АНАРХИЯ

(притча)

Анархистку я встретил в уличном кафе на Гарвард­ской площади. Оба мы притворялись, что делаем за­писи в дневнике. Как водится, заговорили о книгах. Я упомянул вскользь что-то политическое, потому что гарвардские девицы любят политику. «Я оставила ле­вых далеко позади, — сказала она, — я анархистка», — дерзко подняв голову на последней фразе. Из-под бе­рета рассыпались ярко-рыжие волосы. Интересно, по­думал я, а где у анархистки пружинка? Еще интерес­нее: а у нее везде волосы одного цвета?

Я чуть-чуть придвинул свой стул и сказал: «Я мало что знаю про анархизм». Пока я пялился на колеба­ния ее пухлых розовых губ, она поведала мне о «взаи­мопомощи» и «свободе объединений». Когда она упо­мянула «прямое действие», я очнулся и спросил, где про все это написано. Колено мое касалось ее бедра, едва-едва, как легкое движение языком. «Многие клас­сические труды по анархизму сейчас уже не печата­ют, — сказала она, — но у меня есть довольно хорошая библиотека». «Покажешь?» — спросил я.

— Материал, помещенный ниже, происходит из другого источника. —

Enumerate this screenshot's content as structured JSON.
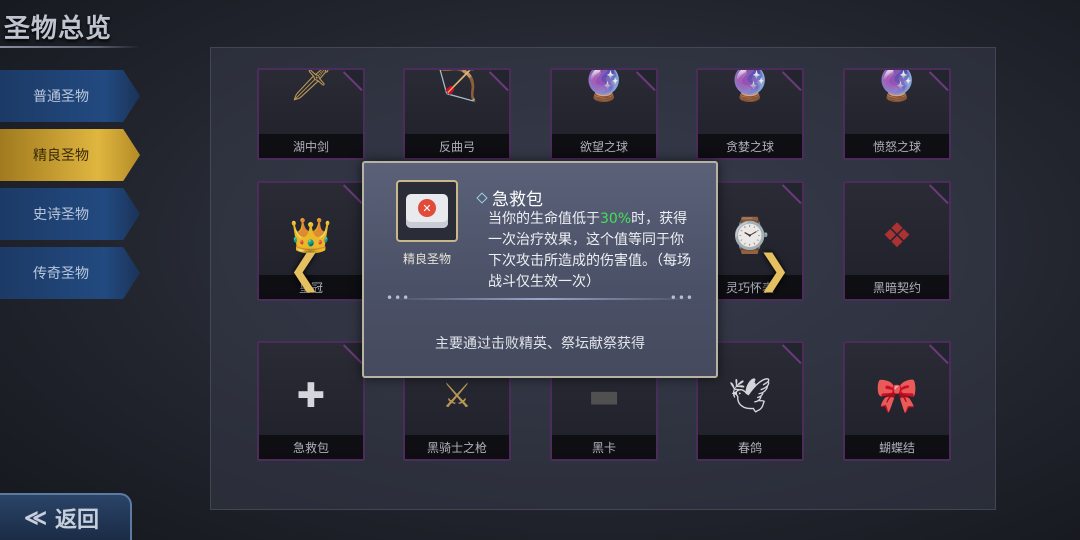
{
  "header": {
    "title": "圣物总览"
  },
  "tabs": [
    {
      "label": "普通圣物",
      "active": false
    },
    {
      "label": "精良圣物",
      "active": true
    },
    {
      "label": "史诗圣物",
      "active": false
    },
    {
      "label": "传奇圣物",
      "active": false
    }
  ],
  "back_label": "返回",
  "grid": {
    "row1": [
      "湖中剑",
      "反曲弓",
      "欲望之球",
      "贪婪之球",
      "愤怒之球"
    ],
    "row2": [
      "皇冠",
      "灵巧怀表",
      "黑暗契约"
    ],
    "row3": [
      "急救包",
      "黑骑士之枪",
      "黑卡",
      "春鸽",
      "蝴蝶结"
    ]
  },
  "popup": {
    "name": "急救包",
    "rarity": "精良圣物",
    "desc_before": "当你的生命值低于",
    "desc_highlight": "30%",
    "desc_after": "时，获得一次治疗效果，这个值等同于你下次攻击所造成的伤害值。（每场战斗仅生效一次）",
    "source": "主要通过击败精英、祭坛献祭获得",
    "highlight_color": "#43e05a"
  },
  "colors": {
    "active_tab": "#e0b640",
    "tab": "#224a80",
    "card_border": "#4b2c5a"
  }
}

Сказано — сделано. Квартира была крошечная, пра­ктически четыре стены книг от пола до потолка вокруг смятой кровати. Она сварила мне и себе по чашечке никарагуанского кофе, объяснив, что не поддерживает государственно-капиталистический сандинистский ре­жим, но пьет никарагуанский кофе в знак протеста против американского империализма. «Понятно», — сказал я, рассеянно заглядывая в ванную. Сиденье на унитазе было поднято. «Давай покажу книги, которые больше всего на меня повлияли», — предложила она, после чего взяла меня за руку и подвела к стене.

Я посмотрел на верхнюю полку и заметил француз­скую фамилию, которую она за полчаса до того мель­ком упомянула. «Например, Прудон?» — спросил я. Она залезла на стул и потянулась за книгой. Мышцы ее напряглись, мешковатые джинсы стали обтягиваю­щими, а пышная задница оказалась прямо перед моим лицом. «Эй, осторожно там наверху», — сказал я, крепко хватая ее за ягодицы. И сжал их обеими рука­ми — сперва мягко, потом сильней. Она вздохнула и издала чуть слышный стон. В этот момент стул и прав­да стал раскачиваться. «Лучше слезай», — сказал я.

Когда она слезла, я не позволил ей повернуться ли­цом. Одной рукой я обхватил ее грудь и крепко при­жал сосок. Другой (как многие левши, я одинаково хо­рошо пользуюсь обеими руками) я расстегнул ей джинсы и опустил их, достаточно низко для задуман­ного. Тщательно изучил ее попку, периодически загля­дывая и в пизду (ничего не имею против некоторого количества взаимопомощи). К этому времени она уже не замечала, что ее больше не держат, и я смог рабо­тать двумя руками — как бедные угнетенные тружени­ки всех времен.

Мягко, но неуклонно подталкивая, я заставил ее склониться над стулом. Намочил своей слюной ее попку, которая, полагаю, в этом нуждалась. На каждое касание языка она отзывалась все более громким сто­ном. Потом я сбросил джинсы и приступил к прямо­му действию, в нетерпении плюнув на смазку. Она за­кричала, было немного крови, но вскоре ее всхлипывания утихли и перешли в требовательный стон. Мы свободно объединились.

Потом мы покурили травы и обменялись телефо­нами. Она была слегка растеряна, но я, так сказать, утешил ее рассказами про Джона Генри Маккея, Оска­ра Уайльда и Джима Моррисона — Любителя Задов. И мы назначили время для следующего сеанса. Пото­му что, видите ли, я выполнил домашнее задание на отлично: анархистка, марксистка, феминистка — вы­бирай что хочешь; я знаю все правильные слова. На Гарвардской площади иначе нельзя.

И только одна вещь по-прежнему беспокоит меня. А у нее и правда волосы везде одного цвета?